The circumstances leading to Ms Mirza’s death were recorded by her mother Criona Wilson as follows:
“In July, the professionals returned – as promised by the psychiatrist. The police smashed down the door and Sophia was taken to a locked room within a locked ward of the local mental hospital. Despite the fact that she was bed-bound, she reported that she did not receive even basic nursing care, her temperature, pulse and blood pressure (which had been 80/60), were never taken. Sophia told me that her bed was never made, that she was never washed, her pressure areas were never attended to and her room and bathroom were not cleaned.”

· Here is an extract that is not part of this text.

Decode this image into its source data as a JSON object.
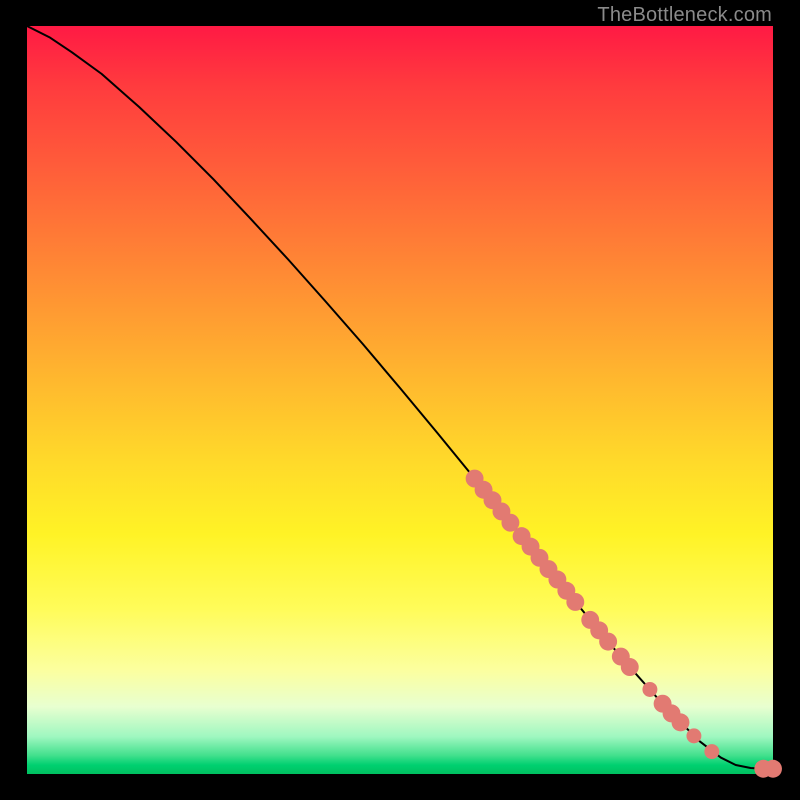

As the Coroner’s report makes absolutely clear, Sophia Mirza died because she was suffering from ME. To be more specific, her death from ME/CFS was in part caused by her illness, in part by the fact that she was denied medical intervention and in part, no doubt, by the fact that she forcibly removed from her home and locked up in a psychiatric ward did not help her physical and mental wellbeing. This death might appear to be a tragic accident due, say, to a wrong diagnosis or a genuine misunderstanding. In fact nothing could be further from the true. Sophie Mirza died because of the calculated actions of official bodies acting in open defiance of World Health Organisation’s formally classification of ME as an organic disease of the central nervous system in 1969 with the code G.93.3 and the 1978 symposium of the Royal Society of Medicine at which ME was accepted as a distinct entity.
ME patients and those that care for them are increasingly resisting the official policy being developed to address ME – a policy directly executed in Sophie Mirza’s case – and based on attempts to reclassify a medical condition as a psychiatric problem. As Marshall and Williams testify, this policy has and is resulting in the psychiatric abuse of ME patients, aided and abetted by what they rightly refer to as “medical arrogance and ignorance”. The result of this policy is that ME patients are being ’treated’ by people who are happy to submit their patients to extremes of physical and mental anguish in order to further their own careers. This is possible because it is “financially and politically convenient and profitable” to act in this way “on behalf of a number of extremely powerful corporations and government departments”. (See http://www.ahummingbirdsguide.com/whatisme.htm).
It is against these corporations and government departments that those who care for ME/CFS patients are fighting. In the UK they are effectively faced with a systematic, state-condoned, campaign of abuse and cruelty towards those who suffer with ME. I know this because my daughter Anna has been suffering from ME for the last 18 years.